Сообщение от ДеРода, которому суждено было положить конец нашему процветанию — хотя тогда мы еще не представляли, как быстро настигнет нас полный крах, — мы получили прямо на самом пике развития нашей радостной фестивальной культуры.

Шуша сказала, что хочет встретиться с ним, и немедленно пошла. Ведь ее брат, которого она едва видела в последние годы, жил совсем неподалеку. Вернулась она как побитая. Шуша всегда была очень чувствительной, может быть даже чересчур, и страдала от этого, она и сама об этом знала, и я ей говорил. И когда она наконец смогла все рассказать, даже не сразу, стало понятно, почему она так переживает. Поначалу ДеРод ее не узнал, потом извинился, сказав, что она давно не заходила. Свое возмущение ей пришлось проглотить: ведь Шуша не раз предпринимала все возможные попытки встретиться с ним! Но он, похоже, не заметил, как она взбешена. Она пришла во время какого-то семейного сбора, в комнате было полно народу. У его детей, как и у нашего сына, уже появились собственные семьи. Шуша знала по именам только его сыновей и дочерей, и у них было много детей. Длинный стол был заставлен яствами. Накрыт он был богато, как сказала она, но не особенно изящно. Вот как Шуша характеризовала увиденное в целом: она была удивлена, озадачена. По ее словам, у брата собрались простые люди, лишенные утонченности, — даже не подумаешь, что они чем-то отличаются от сброда, который можно застать в таверне или пивнушке низкого пошиба. «Я все думала: вот это сын Дестры, она его воспитала», — сказала она печально и с недоумением, которое сопровождало все наши разговоры о ДеРоде. Кому-то ее представили как тетю, они говорили, что рады познакомиться, кому-то — как двоюродную бабушку. Шушу пригласили к столу, но она сказала ДеРоду, что хочет с ним поговорить, хотя бы всего минуту. «Ну говори», — ответил он, словно ему и в голову не пришло, будто у нее может быть для этого особая причина. «Насчет фестивалей, — начала она. — Почему ты решил их отменить?» На нее все так посмотрели, что она почувствовала себя дурой. «С чего ты взяла, что я что-то отменяю?» — с раздражением просил ДеРод. «Ты отобрал у колледжей их здания». — «Правда? — спросил он, но не по-хамски, а словно впервые об этом слышал. — Ну и ладно, не сомневаюсь, что вы как-нибудь с этими фестивалями разберетесь».

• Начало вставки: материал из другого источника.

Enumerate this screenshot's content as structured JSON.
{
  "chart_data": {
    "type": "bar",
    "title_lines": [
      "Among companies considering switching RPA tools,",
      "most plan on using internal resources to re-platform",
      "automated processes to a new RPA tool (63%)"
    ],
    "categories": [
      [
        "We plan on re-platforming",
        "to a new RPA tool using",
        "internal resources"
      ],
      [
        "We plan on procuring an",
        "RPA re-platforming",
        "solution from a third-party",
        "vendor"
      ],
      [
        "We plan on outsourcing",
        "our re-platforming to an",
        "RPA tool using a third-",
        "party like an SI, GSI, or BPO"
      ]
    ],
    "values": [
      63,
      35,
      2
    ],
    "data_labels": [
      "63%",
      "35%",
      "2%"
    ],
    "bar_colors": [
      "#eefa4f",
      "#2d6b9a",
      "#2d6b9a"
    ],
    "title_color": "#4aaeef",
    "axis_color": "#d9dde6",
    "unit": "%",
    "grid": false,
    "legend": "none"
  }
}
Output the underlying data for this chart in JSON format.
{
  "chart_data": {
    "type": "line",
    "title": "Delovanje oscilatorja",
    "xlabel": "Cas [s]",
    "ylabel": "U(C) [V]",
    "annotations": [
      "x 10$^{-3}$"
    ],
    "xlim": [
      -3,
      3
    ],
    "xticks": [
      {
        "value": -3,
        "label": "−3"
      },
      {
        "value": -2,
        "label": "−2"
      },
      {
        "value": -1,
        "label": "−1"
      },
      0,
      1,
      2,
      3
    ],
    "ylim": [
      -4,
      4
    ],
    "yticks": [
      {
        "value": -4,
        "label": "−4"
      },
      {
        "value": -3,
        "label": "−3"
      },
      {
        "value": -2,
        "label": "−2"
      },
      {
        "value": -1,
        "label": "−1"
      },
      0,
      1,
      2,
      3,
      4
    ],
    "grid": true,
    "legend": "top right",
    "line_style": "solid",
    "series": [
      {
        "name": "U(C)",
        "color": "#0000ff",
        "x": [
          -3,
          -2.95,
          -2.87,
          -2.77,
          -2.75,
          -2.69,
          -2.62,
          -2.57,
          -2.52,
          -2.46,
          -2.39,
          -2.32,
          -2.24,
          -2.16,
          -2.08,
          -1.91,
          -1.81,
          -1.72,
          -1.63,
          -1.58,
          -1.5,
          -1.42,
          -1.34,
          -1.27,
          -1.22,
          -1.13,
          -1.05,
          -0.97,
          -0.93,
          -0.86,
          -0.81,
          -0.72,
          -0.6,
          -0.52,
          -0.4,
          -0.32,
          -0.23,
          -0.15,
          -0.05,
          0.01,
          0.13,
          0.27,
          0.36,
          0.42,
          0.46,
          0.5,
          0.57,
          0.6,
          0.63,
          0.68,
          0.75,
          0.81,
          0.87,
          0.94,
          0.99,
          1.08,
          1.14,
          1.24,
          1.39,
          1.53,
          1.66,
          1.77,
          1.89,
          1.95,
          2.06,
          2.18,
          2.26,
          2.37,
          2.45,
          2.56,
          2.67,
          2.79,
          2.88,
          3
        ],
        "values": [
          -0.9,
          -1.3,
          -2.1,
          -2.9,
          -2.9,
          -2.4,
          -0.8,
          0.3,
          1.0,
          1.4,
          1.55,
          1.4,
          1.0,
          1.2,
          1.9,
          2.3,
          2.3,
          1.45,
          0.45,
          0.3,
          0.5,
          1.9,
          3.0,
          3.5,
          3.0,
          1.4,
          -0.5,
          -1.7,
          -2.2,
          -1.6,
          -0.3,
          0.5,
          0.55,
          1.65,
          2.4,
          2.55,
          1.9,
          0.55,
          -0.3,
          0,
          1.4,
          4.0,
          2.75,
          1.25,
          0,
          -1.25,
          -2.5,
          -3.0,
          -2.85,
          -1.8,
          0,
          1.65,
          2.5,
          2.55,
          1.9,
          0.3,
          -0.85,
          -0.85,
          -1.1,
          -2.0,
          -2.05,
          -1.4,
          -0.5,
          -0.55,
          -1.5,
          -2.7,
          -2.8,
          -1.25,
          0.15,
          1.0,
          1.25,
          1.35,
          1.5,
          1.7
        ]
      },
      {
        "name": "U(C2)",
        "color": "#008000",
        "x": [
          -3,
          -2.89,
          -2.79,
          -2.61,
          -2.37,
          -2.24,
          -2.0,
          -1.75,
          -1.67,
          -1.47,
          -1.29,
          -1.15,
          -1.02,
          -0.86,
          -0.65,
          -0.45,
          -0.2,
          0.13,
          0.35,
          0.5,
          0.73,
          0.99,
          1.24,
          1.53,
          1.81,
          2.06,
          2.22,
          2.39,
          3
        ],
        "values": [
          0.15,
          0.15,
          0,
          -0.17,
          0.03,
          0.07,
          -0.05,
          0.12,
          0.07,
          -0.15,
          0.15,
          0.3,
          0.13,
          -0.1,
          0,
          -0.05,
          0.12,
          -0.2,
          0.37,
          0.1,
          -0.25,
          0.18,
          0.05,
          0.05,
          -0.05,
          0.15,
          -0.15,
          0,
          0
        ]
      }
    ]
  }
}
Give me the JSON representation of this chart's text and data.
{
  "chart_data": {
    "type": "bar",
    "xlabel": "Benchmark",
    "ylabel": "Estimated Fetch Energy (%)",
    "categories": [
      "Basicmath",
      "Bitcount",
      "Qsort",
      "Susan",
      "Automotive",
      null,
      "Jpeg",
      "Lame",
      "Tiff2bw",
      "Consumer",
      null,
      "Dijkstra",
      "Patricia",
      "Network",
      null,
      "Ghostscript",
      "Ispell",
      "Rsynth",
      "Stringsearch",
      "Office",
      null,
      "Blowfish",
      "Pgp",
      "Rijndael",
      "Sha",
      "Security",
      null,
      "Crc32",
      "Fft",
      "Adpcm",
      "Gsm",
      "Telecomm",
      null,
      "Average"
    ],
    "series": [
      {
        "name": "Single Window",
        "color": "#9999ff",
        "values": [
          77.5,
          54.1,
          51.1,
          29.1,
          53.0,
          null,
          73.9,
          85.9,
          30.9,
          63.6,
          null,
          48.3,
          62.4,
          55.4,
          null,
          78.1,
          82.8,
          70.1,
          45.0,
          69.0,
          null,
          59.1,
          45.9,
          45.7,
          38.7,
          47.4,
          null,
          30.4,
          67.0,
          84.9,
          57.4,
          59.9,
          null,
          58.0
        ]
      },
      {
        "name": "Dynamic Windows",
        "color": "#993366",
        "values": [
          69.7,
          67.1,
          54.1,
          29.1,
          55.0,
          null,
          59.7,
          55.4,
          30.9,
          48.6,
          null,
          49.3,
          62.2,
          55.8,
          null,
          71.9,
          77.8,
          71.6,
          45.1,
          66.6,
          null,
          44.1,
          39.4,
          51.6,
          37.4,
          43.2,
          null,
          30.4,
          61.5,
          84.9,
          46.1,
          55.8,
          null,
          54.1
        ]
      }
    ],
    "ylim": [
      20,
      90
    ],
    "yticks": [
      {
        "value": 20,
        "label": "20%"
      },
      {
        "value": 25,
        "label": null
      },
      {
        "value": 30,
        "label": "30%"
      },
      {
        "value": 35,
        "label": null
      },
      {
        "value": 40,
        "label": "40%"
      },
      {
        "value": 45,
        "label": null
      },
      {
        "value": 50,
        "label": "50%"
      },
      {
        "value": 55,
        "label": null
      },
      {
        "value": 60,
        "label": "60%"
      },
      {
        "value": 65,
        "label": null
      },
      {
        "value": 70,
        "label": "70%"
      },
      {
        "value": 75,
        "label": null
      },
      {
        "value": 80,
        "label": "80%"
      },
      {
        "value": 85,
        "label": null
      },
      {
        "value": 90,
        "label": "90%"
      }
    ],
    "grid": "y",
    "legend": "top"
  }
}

Шуша вскоре попрощалась и вернулась домой в слезах.

Мы, Двенадцать, писали ему всякого рода сообщения, ходили к нему домой делегациями по два-три человека. ДеРод приветствовал нас со свойственной ему любезностью, однако по его поведению было видно, что он не придавал нам особого значения; он мог предложить бокал вина, но обычно все ограничивалось обещаниями: «Я сейчас кое над чем работаю, уверен, вам понравится».

Когда я ходил к нему с Одиннадцатым и Девятым, я сказал: «Ты же разрушаешь саму нашу суть, душу Городов. А все именно ею восхищаются! Почему ты это делаешь?» Помню, как ДеРод на меня посмотрел — я никогда не забуду этого взгляда! Как часто я вспоминал его, пытаясь понять, не упустил ли я чего. Смотрел он на меня, на нас, без злобы. Без тревоги. Без стеснения, свойственного человеку, чувствующему себя недостойным. Было некоторое смущение, но не за себя — а за нас.

— Я не говорил, что хочу покончить с музыкой, — повторил он. — У нас много разных песен.

— А рассказы? А наша история? История Городов?

Он уклонился от ответа? Ну, в общем, да.

— Мы так учим детей, — продолжал я. — Это развивает их навыки. Показывает, как думать, как сравнивать.